As elec. engineers (and c. scientists) one of our only hammers is signals theory and cosmology looks like a nail. But the physicists probably have it right.
... have what right exactly? Pictures (i.e. measurements) of faint celestal bodies are but mushy wish-washed smears of a point is what I'm talking about for example. Quite simply, our band-width is limited by position, the ammount that we can observe is likely just a tiny fraction, the known universe only accounts for ca. 10% of theoretical total energy. In that sense the low energies are likely lost on us, then we actually see through a highpass (redshift?).
I mean that the physicists have accounted for the limited amount of information available and still conclude that the observable universe is not a fractal.
I remember thinking about this in 2011/2012 when it wasn't known (IIRC there was a bet over a bottle of wine between two physicists over this matter). But years later, because a satellite "zoomed out" far enough and sent images back to earth, physicists confirmed that it is very likely that the observable universe is not a fractal (i.e. it's Hausdorff-Besikovitch dimension, which is calculated from measurements, is fractional).
When something is referred to as fractal, does it always imply a degree of self-similarity? As I understand it, Mandelbrot developed fractal geometry as a tool to examine the "roughness" of reality as opposed to the smoothness of calculus and fractal dimension is a measure of complexity at every scale, with a self-similar pattern being an easy example to follow.
If that is so, that the universe has a high degree of complexity at every scale, is that really controversial?
I think the cool thing about this from what I gather is that the instructions to the masons were basically a recursive procedure and they got to decide on the recursive depth.

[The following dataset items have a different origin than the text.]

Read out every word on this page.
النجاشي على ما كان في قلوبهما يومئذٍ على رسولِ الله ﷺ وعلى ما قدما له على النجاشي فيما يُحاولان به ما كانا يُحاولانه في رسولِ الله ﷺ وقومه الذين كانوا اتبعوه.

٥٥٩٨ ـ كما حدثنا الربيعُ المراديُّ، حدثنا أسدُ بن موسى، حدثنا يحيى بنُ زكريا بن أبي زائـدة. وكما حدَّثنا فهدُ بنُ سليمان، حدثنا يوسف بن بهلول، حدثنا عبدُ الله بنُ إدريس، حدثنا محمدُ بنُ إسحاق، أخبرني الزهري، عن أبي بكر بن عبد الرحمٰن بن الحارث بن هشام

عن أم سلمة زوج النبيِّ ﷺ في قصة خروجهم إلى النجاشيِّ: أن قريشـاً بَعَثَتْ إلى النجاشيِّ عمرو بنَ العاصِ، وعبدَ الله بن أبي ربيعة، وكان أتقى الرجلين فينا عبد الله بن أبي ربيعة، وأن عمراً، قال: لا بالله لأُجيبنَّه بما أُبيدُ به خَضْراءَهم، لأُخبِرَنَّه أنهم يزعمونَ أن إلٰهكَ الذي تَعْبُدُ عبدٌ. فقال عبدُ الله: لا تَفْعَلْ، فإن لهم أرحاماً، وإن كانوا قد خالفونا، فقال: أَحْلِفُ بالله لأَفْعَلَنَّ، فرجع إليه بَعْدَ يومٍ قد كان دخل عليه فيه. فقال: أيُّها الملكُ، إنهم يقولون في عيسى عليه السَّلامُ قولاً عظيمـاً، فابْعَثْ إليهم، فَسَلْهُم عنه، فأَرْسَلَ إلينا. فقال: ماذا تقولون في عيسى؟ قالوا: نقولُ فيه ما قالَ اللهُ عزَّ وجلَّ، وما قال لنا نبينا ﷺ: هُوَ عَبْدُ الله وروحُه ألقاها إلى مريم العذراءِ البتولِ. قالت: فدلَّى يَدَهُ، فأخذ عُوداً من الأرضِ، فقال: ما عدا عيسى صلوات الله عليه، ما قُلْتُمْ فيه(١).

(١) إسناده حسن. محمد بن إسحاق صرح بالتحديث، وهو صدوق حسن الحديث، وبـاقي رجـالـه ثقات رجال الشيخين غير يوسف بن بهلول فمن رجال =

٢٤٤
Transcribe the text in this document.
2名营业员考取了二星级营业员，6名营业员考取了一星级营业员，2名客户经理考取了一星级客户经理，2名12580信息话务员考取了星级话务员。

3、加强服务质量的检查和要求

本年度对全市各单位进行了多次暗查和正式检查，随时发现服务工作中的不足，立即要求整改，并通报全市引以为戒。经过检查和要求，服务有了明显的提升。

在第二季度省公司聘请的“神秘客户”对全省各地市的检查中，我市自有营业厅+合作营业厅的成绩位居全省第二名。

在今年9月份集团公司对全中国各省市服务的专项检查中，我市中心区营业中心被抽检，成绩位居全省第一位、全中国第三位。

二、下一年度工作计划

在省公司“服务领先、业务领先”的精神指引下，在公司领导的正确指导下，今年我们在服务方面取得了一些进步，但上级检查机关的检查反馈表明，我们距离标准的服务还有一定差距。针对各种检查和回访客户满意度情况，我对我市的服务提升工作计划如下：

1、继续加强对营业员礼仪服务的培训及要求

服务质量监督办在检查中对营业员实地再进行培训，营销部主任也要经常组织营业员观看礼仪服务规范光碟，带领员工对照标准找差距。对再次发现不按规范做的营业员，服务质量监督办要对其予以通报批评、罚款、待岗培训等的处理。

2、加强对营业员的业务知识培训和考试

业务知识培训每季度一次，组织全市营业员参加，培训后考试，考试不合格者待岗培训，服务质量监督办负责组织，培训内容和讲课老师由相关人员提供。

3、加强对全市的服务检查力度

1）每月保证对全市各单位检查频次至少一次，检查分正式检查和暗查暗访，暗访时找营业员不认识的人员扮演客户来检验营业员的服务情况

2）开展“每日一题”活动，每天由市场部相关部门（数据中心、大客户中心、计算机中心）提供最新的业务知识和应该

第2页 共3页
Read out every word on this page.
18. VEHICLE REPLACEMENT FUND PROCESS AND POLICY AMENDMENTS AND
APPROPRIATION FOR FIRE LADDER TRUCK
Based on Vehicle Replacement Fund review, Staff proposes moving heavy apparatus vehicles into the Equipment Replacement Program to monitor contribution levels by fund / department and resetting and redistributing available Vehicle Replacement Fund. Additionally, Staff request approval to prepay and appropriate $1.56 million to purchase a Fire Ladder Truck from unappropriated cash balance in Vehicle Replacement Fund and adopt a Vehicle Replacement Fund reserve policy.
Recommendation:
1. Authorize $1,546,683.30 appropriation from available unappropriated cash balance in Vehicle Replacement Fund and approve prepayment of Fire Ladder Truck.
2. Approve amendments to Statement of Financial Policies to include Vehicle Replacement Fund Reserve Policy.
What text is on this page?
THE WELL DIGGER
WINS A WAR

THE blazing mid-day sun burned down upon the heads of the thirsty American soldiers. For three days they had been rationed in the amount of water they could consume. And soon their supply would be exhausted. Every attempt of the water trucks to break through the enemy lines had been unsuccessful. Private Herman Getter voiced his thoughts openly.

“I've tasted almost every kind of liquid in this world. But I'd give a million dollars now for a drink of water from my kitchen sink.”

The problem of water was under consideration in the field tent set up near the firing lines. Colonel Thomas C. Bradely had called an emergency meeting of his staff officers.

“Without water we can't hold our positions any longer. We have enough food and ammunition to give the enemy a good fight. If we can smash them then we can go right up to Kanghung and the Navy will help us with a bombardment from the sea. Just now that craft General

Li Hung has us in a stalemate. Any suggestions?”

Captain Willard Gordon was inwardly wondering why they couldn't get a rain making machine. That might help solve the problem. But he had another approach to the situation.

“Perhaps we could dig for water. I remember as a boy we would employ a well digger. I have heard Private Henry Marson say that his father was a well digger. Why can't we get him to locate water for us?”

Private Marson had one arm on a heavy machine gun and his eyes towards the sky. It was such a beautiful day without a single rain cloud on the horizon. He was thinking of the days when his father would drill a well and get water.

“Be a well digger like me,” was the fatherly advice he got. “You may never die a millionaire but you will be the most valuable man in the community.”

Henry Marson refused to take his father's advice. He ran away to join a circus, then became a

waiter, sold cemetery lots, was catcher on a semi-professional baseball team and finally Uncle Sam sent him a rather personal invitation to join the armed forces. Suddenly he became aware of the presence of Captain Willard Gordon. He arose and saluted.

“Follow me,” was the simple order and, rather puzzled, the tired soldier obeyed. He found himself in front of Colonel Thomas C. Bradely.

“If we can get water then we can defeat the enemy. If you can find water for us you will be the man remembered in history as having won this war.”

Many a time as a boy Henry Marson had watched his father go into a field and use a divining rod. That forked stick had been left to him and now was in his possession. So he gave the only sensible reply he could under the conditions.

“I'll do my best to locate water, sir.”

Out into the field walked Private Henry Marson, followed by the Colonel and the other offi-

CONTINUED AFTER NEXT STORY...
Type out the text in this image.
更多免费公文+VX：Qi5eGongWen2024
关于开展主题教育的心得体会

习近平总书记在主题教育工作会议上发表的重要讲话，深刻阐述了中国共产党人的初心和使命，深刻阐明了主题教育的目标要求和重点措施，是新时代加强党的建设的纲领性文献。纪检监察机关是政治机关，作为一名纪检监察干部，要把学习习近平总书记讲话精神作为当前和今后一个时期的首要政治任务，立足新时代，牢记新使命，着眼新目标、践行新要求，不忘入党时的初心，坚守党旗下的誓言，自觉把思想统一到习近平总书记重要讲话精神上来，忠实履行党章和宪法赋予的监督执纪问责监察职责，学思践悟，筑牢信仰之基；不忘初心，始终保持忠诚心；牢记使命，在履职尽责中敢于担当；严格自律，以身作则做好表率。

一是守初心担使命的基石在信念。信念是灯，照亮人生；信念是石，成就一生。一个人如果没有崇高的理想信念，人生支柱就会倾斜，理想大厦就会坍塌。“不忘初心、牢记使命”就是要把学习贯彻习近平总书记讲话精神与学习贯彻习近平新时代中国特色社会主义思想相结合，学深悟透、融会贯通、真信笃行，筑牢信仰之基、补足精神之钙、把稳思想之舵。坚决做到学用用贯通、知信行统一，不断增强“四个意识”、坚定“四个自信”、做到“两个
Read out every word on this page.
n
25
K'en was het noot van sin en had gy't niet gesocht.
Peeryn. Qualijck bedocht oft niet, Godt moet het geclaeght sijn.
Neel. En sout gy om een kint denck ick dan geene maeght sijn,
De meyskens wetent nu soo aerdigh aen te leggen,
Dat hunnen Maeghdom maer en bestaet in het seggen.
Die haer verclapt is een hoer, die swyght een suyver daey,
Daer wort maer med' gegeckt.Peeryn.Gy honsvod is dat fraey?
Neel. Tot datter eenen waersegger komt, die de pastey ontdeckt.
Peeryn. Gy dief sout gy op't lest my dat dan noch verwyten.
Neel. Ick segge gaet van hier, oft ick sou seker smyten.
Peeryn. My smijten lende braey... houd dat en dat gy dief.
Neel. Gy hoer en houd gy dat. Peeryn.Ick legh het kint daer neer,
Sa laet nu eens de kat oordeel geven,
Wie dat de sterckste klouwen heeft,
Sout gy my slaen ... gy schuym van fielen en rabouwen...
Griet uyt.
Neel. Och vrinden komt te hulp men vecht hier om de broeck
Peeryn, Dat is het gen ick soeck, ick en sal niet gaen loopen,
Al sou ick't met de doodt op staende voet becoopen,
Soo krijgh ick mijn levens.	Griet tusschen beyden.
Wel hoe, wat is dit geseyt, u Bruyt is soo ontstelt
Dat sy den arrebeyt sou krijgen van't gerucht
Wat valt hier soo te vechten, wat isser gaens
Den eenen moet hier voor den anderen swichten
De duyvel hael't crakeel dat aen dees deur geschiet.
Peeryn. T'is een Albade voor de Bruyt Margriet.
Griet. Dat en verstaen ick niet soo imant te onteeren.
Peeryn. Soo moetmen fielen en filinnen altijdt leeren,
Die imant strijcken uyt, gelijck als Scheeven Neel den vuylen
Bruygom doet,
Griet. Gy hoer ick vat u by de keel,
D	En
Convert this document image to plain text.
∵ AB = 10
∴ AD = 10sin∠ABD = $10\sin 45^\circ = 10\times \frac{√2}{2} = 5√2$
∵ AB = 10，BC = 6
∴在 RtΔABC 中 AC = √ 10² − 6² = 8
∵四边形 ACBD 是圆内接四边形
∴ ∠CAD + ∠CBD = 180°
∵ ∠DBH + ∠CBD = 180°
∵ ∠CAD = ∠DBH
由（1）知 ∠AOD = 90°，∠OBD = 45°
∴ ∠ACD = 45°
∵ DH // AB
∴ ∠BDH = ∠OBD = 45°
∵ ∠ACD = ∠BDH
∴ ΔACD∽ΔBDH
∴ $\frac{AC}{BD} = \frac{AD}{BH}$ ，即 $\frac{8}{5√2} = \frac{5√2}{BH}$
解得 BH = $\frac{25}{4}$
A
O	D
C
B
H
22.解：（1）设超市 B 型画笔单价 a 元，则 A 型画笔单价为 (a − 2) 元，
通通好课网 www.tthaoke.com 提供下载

Hmm, really it was more like a geometric progression. David Gelernter has commented on the lack of familiarity art/architectural historians have with terminology like "recursive" or "self-similar" (I prefer the latter because it leaves room for the judgements and conspicuous non-exact applications of recursion in architecture): https://www.edge.org/response-detail/10574
Edit: I'm an architecture historian so I didn't mean it if I came across as pompous -- but that Gelernter link conveys a weird sense of CS being superior to the art historians, and at the same time makes more of recursive patterns in physical architecture than is justified. I have mixed feeling about this projection of the ideas of one field on to another: something like the Sierpinski gasket is not good architecture, and it takes a real expert in building to understand the difference, not a mathematician/computer scientist who can spot recursion. So my possibly contentious point was that a schematic reading of architecture as recursive (or even cosmic) is valid but also kind of the most superficial non-aesthetic form of thinking about architecture...
That is cool, a compressed blueprint. Also cool is that it is still under construction, maybe someone reading right now is involved and can tell us more.
The other interesting thing about the Sagrada Familia is that Gaudi based the primary structure on catenary structures.
Off the top of my head, I believe he first made weighted string assemblies of the vaults, such that the string structure is held in perfect tension from the gravitational force of its own weight.
Then by casting the resulting shape in concrete, and flipping the shape over, the resulting structure is optimized for compression. The tensile structure reflects the force of gravity on the string assembly - it is "optimized" for its own weight, so when flipping it over, and swapping the tension members for compression members, we know this new structure is perfectly shaped to distribute internal and self-weight for compression.
It would be odd if it only occurred in one place in the world. But I do wonder if the deep embedding of mathematical concepts in various forms of Buddhism encouraged higher order thinking.